Je savais en mon âme et conscience qu'il fallait que je réfléchisse ! J'avais le pouvoir d'aider ma famille en la sortant de ce pays et ainsi de cette atroce guerre. Mais en aurais-je la force ?
"-Je ne souhaite pas vous pressée mais vous n'avez que peu de temps pour réfléchir. Pourriez-vous me donnez votre réponse demain ? Le bâteau qui doit nous emmener à Londres part dans deux semaines, et..., hésita-t-il avant de continuer. J'espère bien que vous serez d'ici là mon épouse.
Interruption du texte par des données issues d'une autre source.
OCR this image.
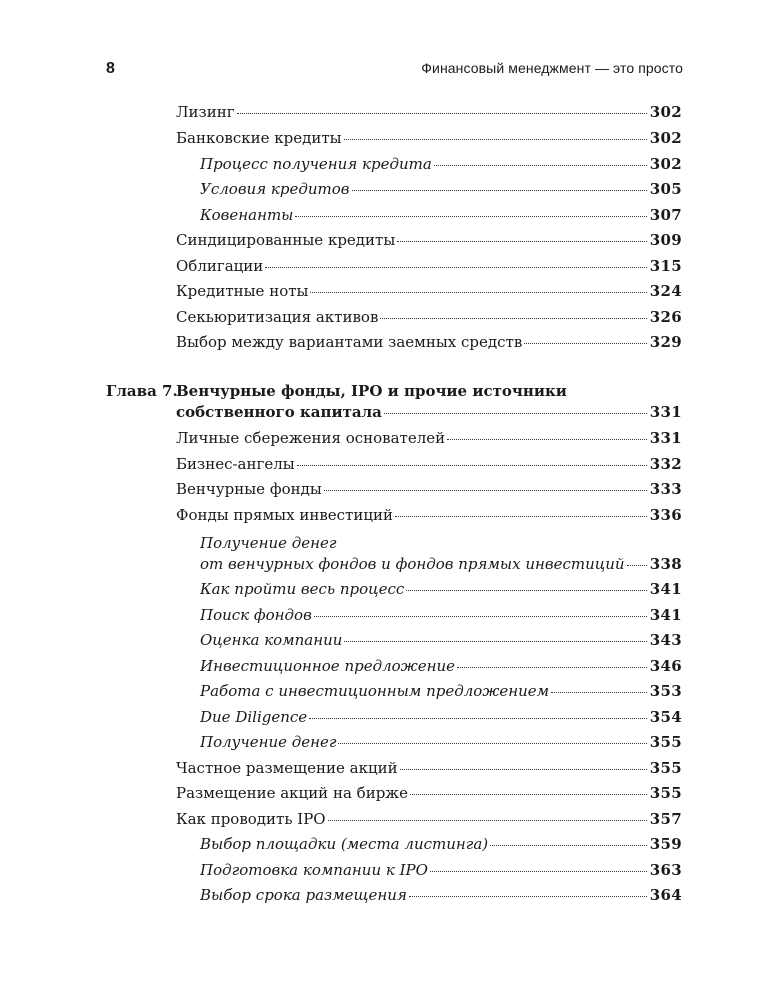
8	Финансовый менеджмент — это просто
Лизинг	302
Банковские кредиты	302
Процесс получения кредита	302
Условия кредитов	305
Ковенанты	307
Синдицированные кредиты	309
Облигации	315
Кредитные ноты	324
Секьюритизация активов	326
Выбор между вариантами заемных средств	329
Глава 7.
Венчурные фонды, IPO и прочие источники
собственного капитала	331
Личные сбережения основателей	331
Бизнес-ангелы	332
Венчурные фонды	333
Фонды прямых инвестиций	336
Получение денег
от венчурных фондов и фондов прямых инвестиций 338
Как пройти весь процесс	341
Поиск фондов	341
Оценка компании	343
Инвестиционное предложение	346
Работа с инвестиционным предложением	353
Due Diligence	354
Получение денег	355
Частное размещение акций	355
Размещение акций на бирже	355
Как проводить IPO	357
Выбор площадки (места листинга)	359
Подготовка компании к IPO	363
Выбор срока размещения	364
Je ne savais que répondre, j'interrogeais ma mère du regard. Tout comme moi elle ne savait que faire... Plusieurs possibilités s'offraient à moi, mais quels étaient mes choix ? Dans tous les cas j'étais perdante. Sois je perdais la chance d'avoir une vie aux côtés d'un homme que j'aime, soit je perdais la chance de pouvoir sauver ma famille. Mon choix se résumait donc à moi, ou ma famille ?


Ce fût un choix terrible. J'avais passé la nuit à réfléchir à cette proposition et donc j'avais peu dormi mais au petit matin, ma décision était prise. Je n'avais pas d'autres choix. Je ne pouvais pas abandonner ma famille de cette manière là, elle était beaucoup plus importante à mes yeux que ma propre vie, elle était tout ce qu'il me restait. Qui sait ? Je serais peut-être heureuse. Il m'aimera et me chérira, ... En descendant pour le petit déjeuner, je fis part de ma décision à ma mère. Je vis son visage s'illuminer et elle se leva pour me prendre dans ses bras. Elle me chuchota à l'oreille que j'avais pris la bonne décision. Alors, je me sentis soulagée et j'eus la sensation d'avoir fait le bon choix.. Mais était-ce seulement une sensation?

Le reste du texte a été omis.